PÁSCOA
A palavra Páscoa, com origem
no hebraico pesah e no aramaico phasha, por via do grego pascha, significa literalmente
«passagem», ou «trânsito»[1].
Para
o povo hebraico, a páscoa significava a libertação do Egito, pela mão de Moisés
e a condução à Terra da Promessa que o Senhor, o Deus de Israel, lhes havia
prometido. Na verdade, a páscoa judaica celebra o início desse trânsito e a
passagem a caminho da terra prometida. Para os cristãos, a Páscoa toca o
mistério mais profundo de toda a nossa existência humana – a passagem da morte
à vida! Efetivamente, celebrando o acontecimento da morte e ressurreição de
Cristo, o Filho de Deus que desceu à nossa humanidade, e que por nós deu a Sua
vida, celebramos igualmente com Ele a nossa passagem a essa mesma vida, como
dom que nos vem da graça batismal. Com esta certeza, afirmava São Paulo: «Cristo
ressuscitou dos mortos como primícias dos que morreram. Porque, assim como por
um homem veio a morte, também a ressurreição dos mortos veio por um homem» (1Cor.
15, 20 – 21). Na verdade, Cristo foi o primeiro a ressuscitar – como primícia –
para nos fazer viver uma vida semelhante à Sua. E essa graça já nos foi dada
pelo dom batismal, pois, como afirma a Igreja, pelo batismo «somos regenerados
como filhos de Deus» e «tornamo-nos membros de Cristo» (CIC. 1213). Ora, ser
regenerado significa, etimologicamente, nascer de novo (regenerare), precisamente porque nos tornámos membros de Cristo.
N’Ele, o Senhor Vivo e Ressuscitado, vivemos uma vida nova. Este é o grande dom
pascal e a fonte de toda a nossa esperança. Por isso esta é a nossa maior
alegria, que não nos cansamos de proclamar neste tempo.
Mas
se a Páscoa tem este sentido para quem é crente – judeu ou cristão -, que
significado poderá ter para quem não tem fé? Numa perspetiva transcendente, os
cristãos creem que Cristo morreu por todos e a todos concedeu já uma vida nova.

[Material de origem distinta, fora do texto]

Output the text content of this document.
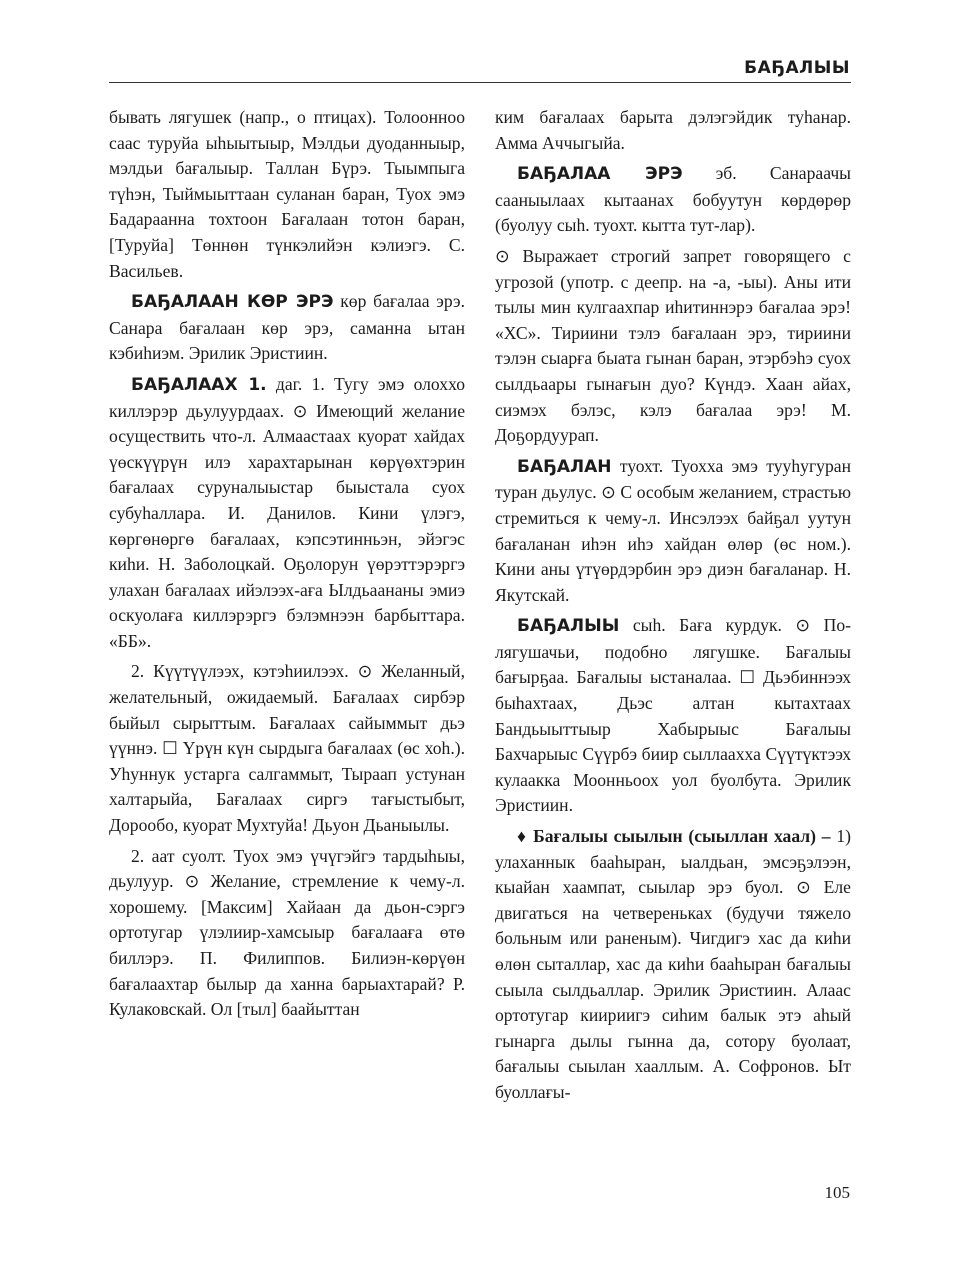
БАҔАЛЫЫ

бывать лягушек (напр., о птицах). Толоонноо саас туруйа ыһыытыыр, Мэлдьи дуоданныыр, мэлдьи бағалыыр. Таллан Бүрэ. Тыымпыга түһэн, Тыймыыттаан суланан баран, Туох эмэ Бадараанна тохтоон Бағалаан тотон баран, [Туруйа] Төннөн түнкэлийэн кэлиэгэ. С. Васильев.

БАҔАЛААН КӨР ЭРЭ көр бағалаа эрэ. Санара бағалаан көр эрэ, саманна ытан кэбиһиэм. Эрилик Эристиин.

БАҔАЛААХ 1. даг. 1. Тугу эмэ олоххо киллэрэр дьулуурдаах. ⊙ Имеющий желание осуществить что-л. Алмаастаах куорат хайдах үөскүүрүн илэ харахтарынан көрүөхтэрин бағалаах суруналыыстар быыстала суох субуһаллара. И. Данилов. Кини үлэгэ, көргөнөргө бағалаах, кэпсэтинньэн, эйэгэс киһи. Н. Заболоцкай. Оҕолорун үөрэттэрэргэ улахан бағалаах ийэлээх-аға Ылдьаананы эмиэ оскуолаға киллэрэргэ бэлэмнээн барбыттара. «ББ».

2. Күүтүүлээх, кэтэһиилээх. ⊙ Желанный, желательный, ожидаемый. Бағалаах сирбэр быйыл сырыттым. Бағалаах сайыммыт дьэ үүннэ. ☐ Үрүн күн сырдыга бағалаах (өс хоһ.). Уһуннук устарга салгаммыт, Тыраап устунан халтарыйа, Бағалаах сиргэ тағыстыбыт, Дорообо, куорат Мухтуйа! Дьуон Дьаныылы.

2. аат суолт. Туох эмэ үчүгэйгэ тардыһыы, дьулуур. ⊙ Желание, стремление к чему-л. хорошему. [Максим] Хайаан да дьон-сэргэ ортотугар үлэлиир-хамсыыр бағалааға өтө биллэрэ. П. Филиппов. Билиэн-көрүөн бағалаахтар былыр да ханна барыахтарай? Р. Кулаковскай. Ол [тыл] баайыттан

ким бағалаах барыта дэлэгэйдик туһанар. Амма Аччыгыйа.

БАҔАЛАА ЭРЭ эб. Санараачы сааныылаах кытаанах бобуутун көрдөрөр (буолуу сыһ. туохт. кытта тут-лар).

⊙ Выражает строгий запрет говорящего с угрозой (употр. с деепр. на -а, -ыы). Аны ити тылы мин кулгаахпар иһитиннэрэ бағалаа эрэ! «ХС». Тириини тэлэ бағалаан эрэ, тириини тэлэн сыарға быата гынан баран, этэрбэһэ суох сылдьаары гынағын дуо? Күндэ. Хаан айах, сиэмэх бэлэс, кэлэ бағалаа эрэ! М. Доҕордуурап.

БАҔАЛАН туохт. Туохха эмэ тууһугуран туран дьулус. ⊙ С особым желанием, страстью стремиться к чему-л. Инсэлээх байҕал уутун бағаланан иһэн иһэ хайдан өлөр (өс ном.). Кини аны үтүөрдэрбин эрэ диэн бағаланар. Н. Якутскай.

БАҔАЛЫЫ сыһ. Баға курдук. ⊙ По-лягушачьи, подобно лягушке. Бағалыы бағырҕаа. Бағалыы ыстаналаа. ☐ Дьэбиннээх быһахтаах, Дьэс алтан кытахтаах Бандьыыттыыр Хабырыыс Бағалыы Бахчарыыс Сүүрбэ биир сыллаахха Сүүтүктээх кулаакка Моонньоох уол буолбута. Эрилик Эристиин.

♦ Бағалыы сыылын (сыыллан хаал) – 1) улаханнык бааһыран, ыалдьан, эмсэҕэлээн, кыайан хаампат, сыылар эрэ буол. ⊙ Еле двигаться на четвереньках (будучи тяжело больным или раненым). Чигдигэ хас да киһи өлөн сыталлар, хас да киһи бааһыран бағалыы сыыла сылдьаллар. Эрилик Эристиин. Алаас ортотугар киириигэ сиһим балык этэ аһый гынарга дылы гынна да, сотору буолаат, бағалыы сыылан хааллым. А. Софронов. Ыт буоллағы-

105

Por isso se empenham no anúncio permanente desta boa notícia (evangelion) a cada um dos seus irmãos,
para que todos n’Ele acolham esta boa nova. Contudo, numa perspetiva meramente
imanente ou horizontal, a ressurreição é um convite à permanente renovação da
vida humana. Perante as múltiplas situações de morte que a humanidade, e cada
um de nós, enfrenta, em tantas circunstâncias, somos convidados, neste tempo, a
passar dessas vivências de morte à renovação do dom da vida. São sinais de
morte a violência, a guerra, a injustiça, a mentira, a maledicência, a
desonestidade, o roubo, a deslealdade ou a infidelidade. Como são sinais de
morte tantos vícios que, depauperando a dignidade da vida humana, condicionam a
vida como uma existência livre. O tempo da Páscoa, enquanto «passagem» ou
«trânsito» é um convite singular à renovação. Passar da morte à vida,
significará então assumir a não-violência, a construção da paz, a luta pela
justiça e pela verdade, o cultivo da bondade e da honestidade, a lealdade ou a
verdadeira fidelidade.
Mas,
acima de tudo, a Páscoa é a grande realização do amor – da entrega da vida de
Alguém que, por amor de nós, aceitou oferecer-se até ao fim. Dessa entrega em
que emerge a absoluta novidade da Ressurreição. Se a consideramos em sentido
pleno, tendo como consequência essa vida que jamais terá fim; não deixamos de a
considerar também como um convite permanente, para todos, a fazer da nossa
história pessoal e coletiva, uma contínua passagem do nosso egoísmo ao
autêntico e verdadeiro amor. Realidade que não é exclusiva de alguns, mas sim
património de todos! O amor, que está no centro de toda a vida humana, como seu
fundamento e sentido, será por certo o grito maior a ecoar na Páscoa de cada um
de nós – crentes e não crentes!
A
todos, votos de uma Páscoa Feliz!
Pampilhosa, 13 de Abril de 2017
Pe. Carlos Alberto G. Godinho
(42ª Reflexão)
[1] FLORISTÁN, Cassiano – Voc. Páscoa. In
FLORISTÁN, Cassiano – Dicionário de
Pastoral. Porto: Editorial Perpétuo Socorro, 1990, p. 402.